Successful skills-based hiring requires the development of robust skills assessment methodologies such as competency interviewing or behavioural interviewing frameworks, pre-screening assessments including work samples, assessment centres or online assessment. To move to skills-based hiring, talent acquisition teams require a significant shift in approach. They need to let go of learnt biases in assessing CVs, work experience or internal performance measures and increase the focus on evaluating transferrable skills.
Growing the Talent: Learning and Development
Putting people at the centre of learning and leadership development design is key for success. Learning needs can be pinpointed by assessing actual skills versus the skills needed according to the skills taxonomy. Well-crafted learning and leadership programs lead to increased internal mobility, enable access to new career pathways and increase talent retention. As a consequence, targeted learning can exploit an untapped opportunity for internal skills-based career progression.
Nurturing and Retaining the Talent: Skills-Based Career Pathways
Organisations can develop internal career roadmaps that show employees the skills and steps required for promotion regardless of educational qualification. From an employee perspective, it’s about building a great careers, with less limitation and with the right mind-set you can achieve your career ambitions whatever your background, characteristics or level of education. The advantage of skills-based career progression also is that the skills taxonomy and rigorous assessment tools enable the employer to proactively identify the person’s skills gaps and provide programs to facilitate that progression. In turn, this boosts internal mobility and employee retention. 48% of companies believe that improving talent progression and promotion processes is the most promising way of increasing talent available to their organisation. Respondents put talent progression ahead of offering higher wages and effective reskilling and upskilling.
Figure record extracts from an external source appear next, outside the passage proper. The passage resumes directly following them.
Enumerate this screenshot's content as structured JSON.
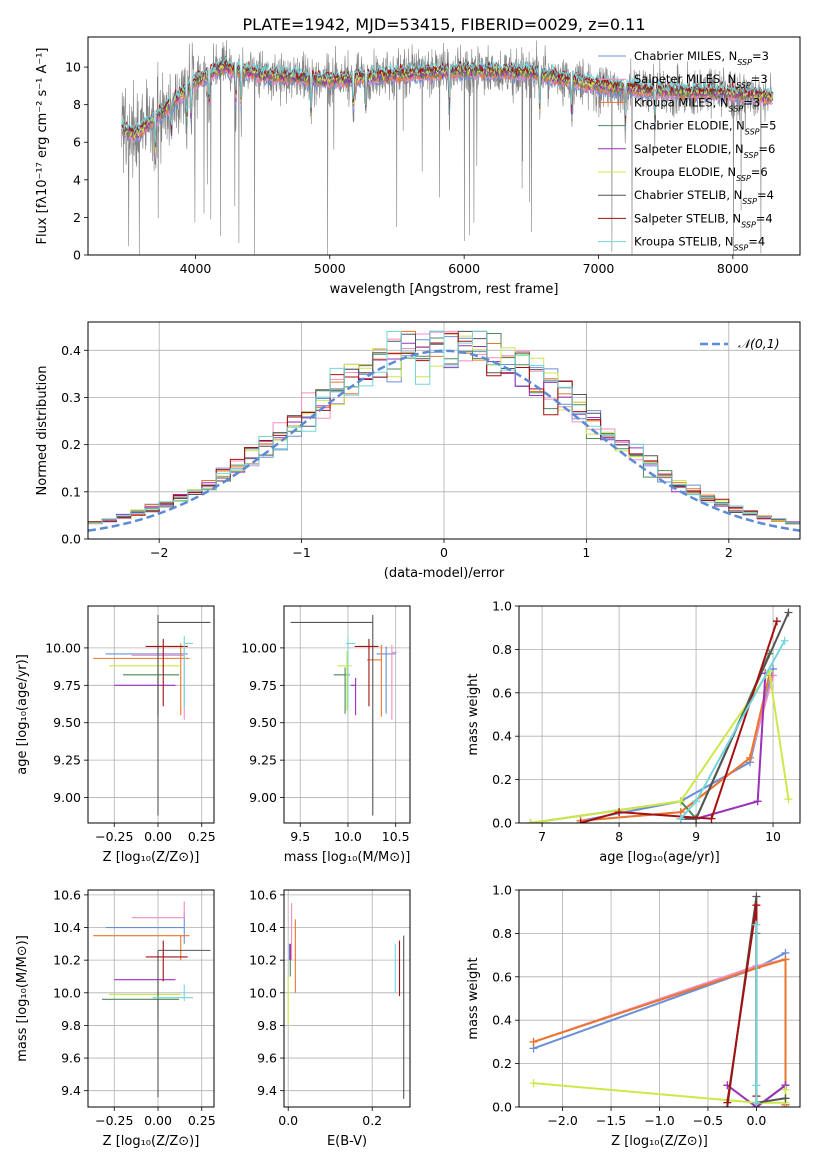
{
  "figure": {
    "title": "PLATE=1942, MJD=53415, FIBERID=0029, z=0.11"
  },
  "series": [
    {
      "name": "Chabrier MILES",
      "nssp": "3",
      "color": "#6a8fd8"
    },
    {
      "name": "Salpeter MILES",
      "nssp": "3",
      "color": "#f28ec0"
    },
    {
      "name": "Kroupa MILES",
      "nssp": "3",
      "color": "#e8762c"
    },
    {
      "name": "Chabrier ELODIE",
      "nssp": "5",
      "color": "#4f8a5a"
    },
    {
      "name": "Salpeter ELODIE",
      "nssp": "6",
      "color": "#9b30b9"
    },
    {
      "name": "Kroupa ELODIE",
      "nssp": "6",
      "color": "#cde84a"
    },
    {
      "name": "Chabrier STELIB",
      "nssp": "4",
      "color": "#555555"
    },
    {
      "name": "Salpeter STELIB",
      "nssp": "4",
      "color": "#a51010"
    },
    {
      "name": "Kroupa STELIB",
      "nssp": "4",
      "color": "#72d6dc"
    }
  ],
  "chart_data": [
    {
      "id": "spectrum",
      "type": "line",
      "xlabel": "wavelength [Angstrom, rest frame]",
      "ylabel": "Flux [fλ10⁻¹⁷ erg cm⁻² s⁻¹ A⁻¹]",
      "xlim": [
        3200,
        8500
      ],
      "ylim": [
        0,
        11.6
      ],
      "xticks": [
        4000,
        5000,
        6000,
        7000,
        8000
      ],
      "yticks": [
        0,
        2,
        4,
        6,
        8,
        10
      ],
      "data_color": "#808080",
      "data_x_range": [
        3450,
        8300
      ],
      "model_anchors": [
        [
          3450,
          6.7
        ],
        [
          3550,
          6.4
        ],
        [
          3700,
          7.3
        ],
        [
          3900,
          8.6
        ],
        [
          4000,
          9.2
        ],
        [
          4200,
          10.0
        ],
        [
          4500,
          9.6
        ],
        [
          5000,
          9.3
        ],
        [
          5500,
          9.6
        ],
        [
          6000,
          9.8
        ],
        [
          6500,
          9.7
        ],
        [
          7000,
          9.0
        ],
        [
          7500,
          8.7
        ],
        [
          8000,
          8.6
        ],
        [
          8300,
          8.4
        ]
      ],
      "grid": false
    },
    {
      "id": "residuals",
      "type": "histogram",
      "xlabel": "(data-model)/error",
      "ylabel": "Normed distribution",
      "xlim": [
        -2.5,
        2.5
      ],
      "ylim": [
        0,
        0.46
      ],
      "xticks": [
        -2,
        -1,
        0,
        1,
        2
      ],
      "yticks": [
        0.0,
        0.1,
        0.2,
        0.3,
        0.4
      ],
      "legend": "top-right",
      "reference_label": "𝒩(0,1)",
      "reference_color": "#5b8bd5",
      "bin_width": 0.1,
      "grid": true
    },
    {
      "id": "age_vs_Z",
      "type": "errorbar",
      "xlabel": "Z [log₁₀(Z/Z⊙)]",
      "ylabel": "age  [log₁₀(age/yr)]",
      "xlim": [
        -0.4,
        0.32
      ],
      "ylim": [
        8.83,
        10.28
      ],
      "xticks": [
        -0.25,
        0.0,
        0.25
      ],
      "yticks": [
        9.0,
        9.25,
        9.5,
        9.75,
        10.0
      ],
      "points": [
        {
          "s": 0,
          "x": 0.0,
          "xe": [
            0.3,
            0.17
          ],
          "y": 9.96,
          "ye": [
            0.42,
            0.05
          ]
        },
        {
          "s": 1,
          "x": 0.15,
          "xe": [
            0.3,
            0.0
          ],
          "y": 9.95,
          "ye": [
            0.43,
            0.05
          ]
        },
        {
          "s": 2,
          "x": 0.13,
          "xe": [
            0.5,
            0.05
          ],
          "y": 9.93,
          "ye": [
            0.38,
            0.1
          ]
        },
        {
          "s": 3,
          "x": 0.0,
          "xe": [
            0.2,
            0.12
          ],
          "y": 9.82,
          "ye": [
            0.26,
            0.05
          ]
        },
        {
          "s": 4,
          "x": 0.0,
          "xe": [
            0.25,
            0.1
          ],
          "y": 9.75,
          "ye": [
            0.2,
            0.05
          ]
        },
        {
          "s": 5,
          "x": 0.0,
          "xe": [
            0.28,
            0.13
          ],
          "y": 9.88,
          "ye": [
            0.3,
            0.1
          ]
        },
        {
          "s": 6,
          "x": 0.0,
          "xe": [
            0.0,
            0.3
          ],
          "y": 10.17,
          "ye": [
            1.29,
            0.05
          ]
        },
        {
          "s": 7,
          "x": 0.03,
          "xe": [
            0.1,
            0.14
          ],
          "y": 10.01,
          "ye": [
            0.4,
            0.05
          ]
        },
        {
          "s": 8,
          "x": 0.15,
          "xe": [
            0.0,
            0.05
          ],
          "y": 10.03,
          "ye": [
            0.43,
            0.05
          ]
        }
      ],
      "grid": true
    },
    {
      "id": "age_vs_mass",
      "type": "errorbar",
      "xlabel": "mass [log₁₀(M/M⊙)]",
      "ylabel": "",
      "xlim": [
        9.33,
        10.65
      ],
      "ylim": [
        8.83,
        10.28
      ],
      "xticks": [
        9.5,
        10.0,
        10.5
      ],
      "yticks": [
        9.0,
        9.25,
        9.5,
        9.75,
        10.0
      ],
      "points": [
        {
          "s": 0,
          "x": 10.4,
          "xe": [
            0.1,
            0.1
          ],
          "y": 9.96,
          "ye": [
            0.4,
            0.05
          ]
        },
        {
          "s": 1,
          "x": 10.46,
          "xe": [
            0.0,
            0.05
          ],
          "y": 9.97,
          "ye": [
            0.45,
            0.05
          ]
        },
        {
          "s": 2,
          "x": 10.35,
          "xe": [
            0.15,
            0.0
          ],
          "y": 9.92,
          "ye": [
            0.38,
            0.1
          ]
        },
        {
          "s": 3,
          "x": 9.97,
          "xe": [
            0.12,
            0.05
          ],
          "y": 9.82,
          "ye": [
            0.26,
            0.05
          ]
        },
        {
          "s": 4,
          "x": 10.08,
          "xe": [
            0.05,
            0.0
          ],
          "y": 9.75,
          "ye": [
            0.2,
            0.05
          ]
        },
        {
          "s": 5,
          "x": 9.99,
          "xe": [
            0.1,
            0.05
          ],
          "y": 9.88,
          "ye": [
            0.3,
            0.1
          ]
        },
        {
          "s": 6,
          "x": 10.26,
          "xe": [
            0.86,
            0.0
          ],
          "y": 10.17,
          "ye": [
            1.29,
            0.05
          ]
        },
        {
          "s": 7,
          "x": 10.22,
          "xe": [
            0.15,
            0.1
          ],
          "y": 10.01,
          "ye": [
            0.4,
            0.05
          ]
        },
        {
          "s": 8,
          "x": 10.0,
          "xe": [
            0.02,
            0.08
          ],
          "y": 10.03,
          "ye": [
            0.43,
            0.05
          ]
        }
      ],
      "grid": true
    },
    {
      "id": "mass_vs_Z",
      "type": "errorbar",
      "xlabel": "Z [log₁₀(Z/Z⊙)]",
      "ylabel": "mass [log₁₀(M/M⊙)]",
      "xlim": [
        -0.4,
        0.32
      ],
      "ylim": [
        9.3,
        10.63
      ],
      "xticks": [
        -0.25,
        0.0,
        0.25
      ],
      "yticks": [
        9.4,
        9.6,
        9.8,
        10.0,
        10.2,
        10.4,
        10.6
      ],
      "points": [
        {
          "s": 0,
          "x": 0.15,
          "xe": [
            0.45,
            0.0
          ],
          "y": 10.4,
          "ye": [
            0.1,
            0.1
          ]
        },
        {
          "s": 1,
          "x": 0.15,
          "xe": [
            0.3,
            0.0
          ],
          "y": 10.46,
          "ye": [
            0.0,
            0.1
          ]
        },
        {
          "s": 2,
          "x": 0.13,
          "xe": [
            0.5,
            0.05
          ],
          "y": 10.35,
          "ye": [
            0.15,
            0.0
          ]
        },
        {
          "s": 3,
          "x": 0.0,
          "xe": [
            0.32,
            0.12
          ],
          "y": 9.96,
          "ye": [
            0.12,
            0.05
          ]
        },
        {
          "s": 4,
          "x": 0.0,
          "xe": [
            0.25,
            0.1
          ],
          "y": 10.08,
          "ye": [
            0.05,
            0.0
          ]
        },
        {
          "s": 5,
          "x": 0.0,
          "xe": [
            0.28,
            0.13
          ],
          "y": 9.99,
          "ye": [
            0.1,
            0.05
          ]
        },
        {
          "s": 6,
          "x": 0.0,
          "xe": [
            0.0,
            0.3
          ],
          "y": 10.26,
          "ye": [
            0.9,
            0.0
          ]
        },
        {
          "s": 7,
          "x": 0.03,
          "xe": [
            0.1,
            0.14
          ],
          "y": 10.22,
          "ye": [
            0.15,
            0.1
          ]
        },
        {
          "s": 8,
          "x": 0.15,
          "xe": [
            0.18,
            0.05
          ],
          "y": 9.97,
          "ye": [
            0.02,
            0.08
          ]
        }
      ],
      "grid": true
    },
    {
      "id": "mass_vs_ebv",
      "type": "errorbar",
      "xlabel": "E(B-V)",
      "ylabel": "",
      "xlim": [
        -0.01,
        0.29
      ],
      "ylim": [
        9.3,
        10.63
      ],
      "xticks": [
        0.0,
        0.2
      ],
      "yticks": [
        9.4,
        9.6,
        9.8,
        10.0,
        10.2,
        10.4,
        10.6
      ],
      "points": [
        {
          "s": 0,
          "x": 0.003,
          "xe": [
            0,
            0
          ],
          "y": 10.25,
          "ye": [
            0.05,
            0.05
          ]
        },
        {
          "s": 1,
          "x": 0.008,
          "xe": [
            0,
            0
          ],
          "y": 10.35,
          "ye": [
            0.15,
            0.2
          ]
        },
        {
          "s": 2,
          "x": 0.017,
          "xe": [
            0,
            0
          ],
          "y": 10.2,
          "ye": [
            0.2,
            0.25
          ]
        },
        {
          "s": 3,
          "x": 0.005,
          "xe": [
            0,
            0
          ],
          "y": 10.2,
          "ye": [
            0.1,
            0.1
          ]
        },
        {
          "s": 4,
          "x": 0.005,
          "xe": [
            0,
            0
          ],
          "y": 10.25,
          "ye": [
            0.05,
            0.05
          ]
        },
        {
          "s": 5,
          "x": 0.0,
          "xe": [
            0,
            0
          ],
          "y": 10.0,
          "ye": [
            0.2,
            0.1
          ]
        },
        {
          "s": 6,
          "x": 0.275,
          "xe": [
            0,
            0
          ],
          "y": 9.85,
          "ye": [
            0.5,
            0.5
          ]
        },
        {
          "s": 7,
          "x": 0.265,
          "xe": [
            0,
            0
          ],
          "y": 10.15,
          "ye": [
            0.17,
            0.17
          ]
        },
        {
          "s": 8,
          "x": 0.255,
          "xe": [
            0,
            0
          ],
          "y": 10.15,
          "ye": [
            0.15,
            0.15
          ]
        }
      ],
      "grid": true
    },
    {
      "id": "weight_vs_age",
      "type": "line",
      "xlabel": "age  [log₁₀(age/yr)]",
      "ylabel": "mass weight",
      "xlim": [
        6.7,
        10.35
      ],
      "ylim": [
        0,
        1.0
      ],
      "xticks": [
        7,
        8,
        9,
        10
      ],
      "yticks": [
        0.0,
        0.2,
        0.4,
        0.6,
        0.8,
        1.0
      ],
      "series_points": [
        {
          "s": 0,
          "x": [
            7.5,
            8.8,
            9.7,
            10.0
          ],
          "y": [
            0.01,
            0.1,
            0.28,
            0.71
          ]
        },
        {
          "s": 1,
          "x": [
            7.5,
            8.8,
            9.7,
            10.0
          ],
          "y": [
            0.01,
            0.05,
            0.3,
            0.68
          ]
        },
        {
          "s": 2,
          "x": [
            7.5,
            8.8,
            9.7,
            9.95
          ],
          "y": [
            0.01,
            0.05,
            0.3,
            0.68
          ]
        },
        {
          "s": 3,
          "x": [
            6.85,
            8.8,
            9.0,
            9.95
          ],
          "y": [
            0.0,
            0.1,
            0.02,
            0.78
          ]
        },
        {
          "s": 4,
          "x": [
            8.8,
            9.0,
            9.8,
            9.9
          ],
          "y": [
            0.02,
            0.02,
            0.1,
            0.69
          ]
        },
        {
          "s": 5,
          "x": [
            6.85,
            8.8,
            9.95,
            10.2
          ],
          "y": [
            0.0,
            0.1,
            0.7,
            0.11
          ]
        },
        {
          "s": 6,
          "x": [
            8.8,
            9.0,
            10.2
          ],
          "y": [
            0.02,
            0.02,
            0.97
          ]
        },
        {
          "s": 7,
          "x": [
            7.5,
            8.0,
            9.2,
            10.05
          ],
          "y": [
            0.0,
            0.05,
            0.02,
            0.93
          ]
        },
        {
          "s": 8,
          "x": [
            8.8,
            9.0,
            10.15
          ],
          "y": [
            0.02,
            0.1,
            0.84
          ]
        }
      ],
      "grid": true
    },
    {
      "id": "weight_vs_Z",
      "type": "line",
      "xlabel": "Z [log₁₀(Z/Z⊙)]",
      "ylabel": "mass weight",
      "xlim": [
        -2.45,
        0.45
      ],
      "ylim": [
        0,
        1.0
      ],
      "xticks": [
        -2.0,
        -1.5,
        -1.0,
        -0.5,
        0.0
      ],
      "yticks": [
        0.0,
        0.2,
        0.4,
        0.6,
        0.8,
        1.0
      ],
      "series_points": [
        {
          "s": 0,
          "x": [
            -2.3,
            0.0,
            0.3
          ],
          "y": [
            0.27,
            0.64,
            0.71
          ]
        },
        {
          "s": 1,
          "x": [
            -2.3,
            0.0,
            0.3,
            0.3
          ],
          "y": [
            0.3,
            0.65,
            0.68,
            0.01
          ]
        },
        {
          "s": 2,
          "x": [
            -2.3,
            0.0,
            0.3,
            0.3
          ],
          "y": [
            0.3,
            0.64,
            0.68,
            0.01
          ]
        },
        {
          "s": 3,
          "x": [
            0.0,
            0.0,
            0.3
          ],
          "y": [
            0.8,
            0.0,
            0.1
          ]
        },
        {
          "s": 4,
          "x": [
            -0.3,
            0.0,
            0.3,
            0.3
          ],
          "y": [
            0.1,
            0.0,
            0.1,
            0.0
          ]
        },
        {
          "s": 5,
          "x": [
            -2.3,
            0.0,
            0.3,
            0.3
          ],
          "y": [
            0.11,
            0.02,
            0.02,
            0.08
          ]
        },
        {
          "s": 6,
          "x": [
            -0.3,
            0.0,
            0.0,
            0.3
          ],
          "y": [
            0.0,
            0.97,
            0.02,
            0.04
          ]
        },
        {
          "s": 7,
          "x": [
            -0.3,
            0.0,
            0.0
          ],
          "y": [
            0.02,
            0.93,
            0.05
          ]
        },
        {
          "s": 8,
          "x": [
            0.0,
            0.0,
            0.0
          ],
          "y": [
            0.84,
            0.1,
            0.02
          ]
        }
      ],
      "grid": true
    }
  ]
}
Obstacles to a Skills-Based Approach
Shifting to skills-based practices takes organisational commitment, from a whole host of teams and functions that need to prioritise, align and work together to achieve. Developing the skills taxonomy, and being clear on your priorities e.g. short supply roles could help determine which roles could produce better results under a skills-based approach. However building confidence in the skills validation methodology requires an elevated level of internal capability. Implementing the skills-based practices, educating, communicating, and driving change requires resources. In an ideal world, each organisation would have an integrated technology platform to house the skills taxonomy and track employee skills, assessments, talent management plans, learning data and career pathways in a way that aligns with business objectives and succession plans.
Adoption of this new generation of skills-based practices is still evolving and companies that focus on solving problems, project-by-project, are experiencing success. With AI tools being utilised to enable, track and measure these initiatives, it will be exciting to watch as proof of concept is revealed in the data over the next few years.